We used three strategies to predict genes, including ab initio prediction, homology-based prediction, and transcriptome-based prediction, all applied to the repeat-masked, chromosome-scale genome. First, ab initio prediction was performed with Augustus (v3.3.1)21 and Genescan (v1.0)22 utilizing models trained on a curated set of high-quality proteins derived from RNA-Seq data. Second, the genome sequences were aligned with the protein sequences of seven plants, M. domestica, M. sieversii, M. sylvestris, M. prunifolia, Pyrus pyrifolia, Crataegus pinnatifida, and Prunus persica, and gene structures were predicted with Exonerate (v2.2.0)23 with default parameters. Third, for transcriptome-based gene prediction, the gene structure was built using PASA (v2.4.1)24. For Iso-Seq-based gene prediction, the Iso-seq reads were aligned to scaffolds using GMAP (v2017-11-15)25. The transcripts were used to predict Open Reading Frames (ORFs) using PASA, and full-length cDNA was screened as a training set. Finally, Maker (v3.00)26 synthesized the predictions from the three approaches to generate gene models. The output was a coherent and non-overlapping set of sequence assemblies that delineated the gene structures.

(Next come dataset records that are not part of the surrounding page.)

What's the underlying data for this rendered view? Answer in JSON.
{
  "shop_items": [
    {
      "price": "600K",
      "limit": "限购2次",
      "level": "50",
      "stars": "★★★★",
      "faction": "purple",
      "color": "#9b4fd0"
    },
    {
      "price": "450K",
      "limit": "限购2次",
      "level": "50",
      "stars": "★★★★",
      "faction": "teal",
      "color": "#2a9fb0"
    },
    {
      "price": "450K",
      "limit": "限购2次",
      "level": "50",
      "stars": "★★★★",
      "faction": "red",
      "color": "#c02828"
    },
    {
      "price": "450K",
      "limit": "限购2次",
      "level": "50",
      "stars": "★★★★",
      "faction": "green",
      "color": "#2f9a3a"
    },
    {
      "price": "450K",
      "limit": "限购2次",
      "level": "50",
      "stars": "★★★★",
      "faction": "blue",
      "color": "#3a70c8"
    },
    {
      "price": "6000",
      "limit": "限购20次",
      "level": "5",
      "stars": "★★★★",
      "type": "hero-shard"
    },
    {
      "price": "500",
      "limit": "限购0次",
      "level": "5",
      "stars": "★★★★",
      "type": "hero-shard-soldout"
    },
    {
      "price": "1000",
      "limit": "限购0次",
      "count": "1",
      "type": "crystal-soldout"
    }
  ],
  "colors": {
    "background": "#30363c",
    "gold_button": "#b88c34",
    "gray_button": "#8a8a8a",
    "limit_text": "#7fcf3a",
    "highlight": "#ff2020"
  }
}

Gene functions were assigned based on the highest scoring matches of the alignments to the National Center for Biotechnology Information (NCBI) Non-Redundant (NR), TrEMBL27, InterPro28 and Swiss-Prot27 protein databases using BLASTP (v2.6.0+)29 and the Kyoto Encyclopedia of Genes and Genomes (KEGG) database30, all with an E-value threshold of 1E-5. Protein domains were annotated with InterProScan (v5.3574.0)31 based on InterPro protein databases. Pfam database32 was used to identify the motifs and domains within gene models. IDs of Gene Ontology (GO)33 were assigned to each gene by Blast2GO34. Non-coding RNA, including miRNA, tRNA, rRNA, and snRNA, were annotated using the following methods: tRNA were predicted using tRNAscan-SE (v1.3.1)35 with default parameters; rRNA were identified by mapping Arabidopsis thaliana rRNA sequences to the MN genome using BLASTN-short v2.2.28; miRNA and snRNA were analyzed using INFERNAL (v1.1.3)36 against the Rfam database with default parameters.

Data Records

The DNA sequence reads of MN (Experiments of DNA sequencing data from PacBio HiFi library: SRR3012738137; Experiments of DNA sequencing data from Hi-C library: SRR3014070838) have been deposited in the Sequence Read Archive (SRA) under BioProject accession PRJNA1143952. The genome assembly have been deposited in the GenBank database under the accession number JBHDYX00000000039. The files of the gene structure annotation, repeat predictions and gene functional annotation have been deposited at Figshare database (https://doi.org/10.6084/m9.figshare.26962936)40.

Technical Validation

We utilized a variety of methods to ascertain the accuracy and completeness of the MN genome assembly. First, the Hi-C heatmap demonstrated the accuracy of the genome assembly, with distinct Hi-C signals between the 17 pseudo-chromosomes, indicating their relative independence (Fig. 1). Second, the completeness and accuracy of the assembled genome was further substantiated by the benchmarking universal single-copy orthologues (BUSCO) analysis, which revealed that 1,590 complete plant orthologues (98.6%) were identified (Table 4). Third, the long terminal repeat (LTR) assembly index (LAI) score of the present assembly was 21.99, reaching the ‘gold standard’ level (LAI > 20). The accuracy was further corroborated by the very high mapping rates of two types of sequences to the MN assembly, with 99.32% of short insert reads and 99.95% of HiFi reads mapping to the MN assembly (Table 2). Finally, the chromosome telomere location map showed that the assembled genome extended to the telomeres, with the exception of chromosome 15, and that the majority of the chromosomes were assembled into double-ended telomeres (Fig. 2).